I know it might not be right to have favourites, but this is my favourite conversation:

First, there was this:

img_1031.jpg

The child who made this pattern was insistent that it was a growing and shrinking pattern.  His partners were not convinced.  In fact, they were downright mad because he was so sure and they couldn’t see it. I couldn’t see it either, to be honest.  I wanted so badly to tell him that this was not going to work!  But Cathy Fosnot’s voice echoed in my head, “Productive struggle…productive struggle…”  so I handed him the strip of paper and a marker, and walked away.  A few minutes later, I returned to this:

img_1037

He’d figured out on his own that to make a number line his “special stones” needed to be laid out in a straight line.  He was also able to finally show us that the green stones aren’t actually part of the pattern.  They just mark the end/beginning of each set of clear stones.  As soon as it was straight, he could help his partners see his thinking – he could explain it so much more easily.  He’d made it through the struggle and came out successful on the other side.  (He did write in the numbers and finish the number line – I didn’t get a picture though.)

Two others made this pattern. (I’ll add the picture later!)

When we chatted about it, they told me that they knew 22 should come next, but didn’t have enough special stones.

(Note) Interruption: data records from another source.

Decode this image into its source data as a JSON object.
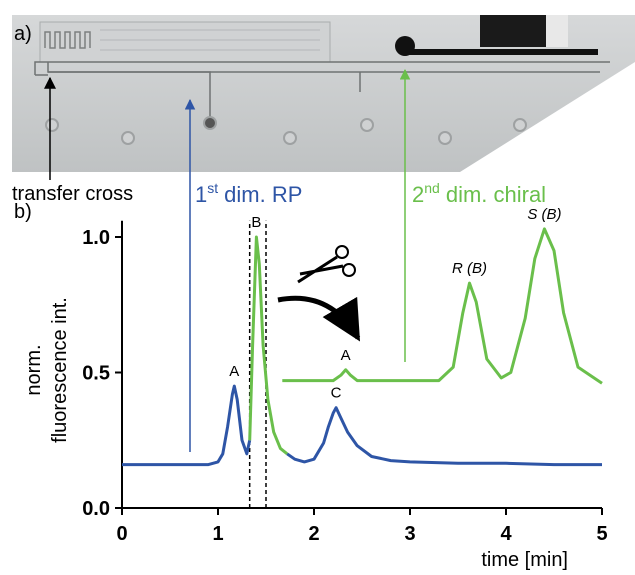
{
  "panel_a": {
    "label": "a)",
    "transfer_cross": "transfer cross",
    "first_dim": {
      "number": "1",
      "sup": "st",
      "text": "dim. RP"
    },
    "second_dim": {
      "number": "2",
      "sup": "nd",
      "text": "dim. chiral"
    }
  },
  "chart_data": {
    "type": "line",
    "panel_label": "b)",
    "xlabel": "time [min]",
    "ylabel": [
      "norm.",
      "fluorescence int."
    ],
    "xlim": [
      0,
      5
    ],
    "ylim": [
      0,
      1.06
    ],
    "xticks": [
      0,
      1,
      2,
      3,
      4,
      5
    ],
    "yticks": [
      {
        "value": 0,
        "label": "0.0"
      },
      0.5,
      {
        "value": 1,
        "label": "1.0"
      }
    ],
    "cut_window": [
      1.33,
      1.5
    ],
    "series": [
      {
        "color": "#2e55a6",
        "x": [
          0,
          0.5,
          0.9,
          1.0,
          1.05,
          1.1,
          1.15,
          1.17,
          1.2,
          1.25,
          1.3,
          1.33,
          1.5,
          1.72,
          1.8,
          1.9,
          2.0,
          2.1,
          2.15,
          2.2,
          2.23,
          2.27,
          2.35,
          2.45,
          2.6,
          2.8,
          3.0,
          3.5,
          4.0,
          4.5,
          5.0
        ],
        "values": [
          0.16,
          0.16,
          0.16,
          0.17,
          0.2,
          0.3,
          0.42,
          0.45,
          0.4,
          0.25,
          0.2,
          0.25,
          null,
          0.2,
          0.18,
          0.17,
          0.18,
          0.24,
          0.3,
          0.35,
          0.37,
          0.34,
          0.28,
          0.23,
          0.19,
          0.175,
          0.17,
          0.165,
          0.165,
          0.16,
          0.16
        ]
      },
      {
        "color": "#6abf4b",
        "x": [
          1.33,
          1.36,
          1.4,
          1.43,
          1.47,
          1.52,
          1.58,
          1.65,
          1.72
        ],
        "values": [
          0.25,
          0.6,
          1.0,
          0.9,
          0.6,
          0.4,
          0.28,
          0.22,
          0.2
        ]
      },
      {
        "color": "#6abf4b",
        "x": [
          1.67,
          2.2,
          2.28,
          2.33,
          2.38,
          2.45,
          3.3,
          3.45,
          3.55,
          3.62,
          3.69,
          3.8,
          3.95,
          4.05,
          4.2,
          4.3,
          4.4,
          4.5,
          4.6,
          4.75,
          5.0
        ],
        "values": [
          0.47,
          0.47,
          0.49,
          0.51,
          0.49,
          0.47,
          0.47,
          0.52,
          0.72,
          0.83,
          0.76,
          0.55,
          0.48,
          0.5,
          0.7,
          0.92,
          1.03,
          0.95,
          0.72,
          0.52,
          0.46
        ]
      }
    ],
    "peak_labels": [
      "A",
      "B",
      "C",
      "A",
      "R (B)",
      "S (B)"
    ]
  }
}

This was a huge piece of info for me! I thought they’d just been rote counting, but are perhaps ready to make a line without having to build the concrete pattern first.

I am, however, left with one question:  How does one put a repeating pattern on a number line?  ABABABA patterns, or ABCABCABC patterns – can they be put on a number line?

*update* Today I challenged everyone to try something besides 1 & 3.

They tried 2, 4, 5 & 10.

img_1974
…backwards…. We still have work to do!
img_1973
This one went on and on, but there are kids in the picture near the end.
img_1976
They made a “counting by 1” pattern and had to be convinced to add the second row and then to understand the second row. I had to start the number line for them, but it felt like an appropriate scaffold.
img_1966.jpg
I can’t show the “100” at the end. But I can say there was a great conversation about why 10 and 50 were so close, but 50 and 100 were so far away! They decided they needed a “refresh” and drew a new underline with perfectly iterated lengths between the numbers. Also, they realized they didn’t need to build every term in the pattern to draw the number line.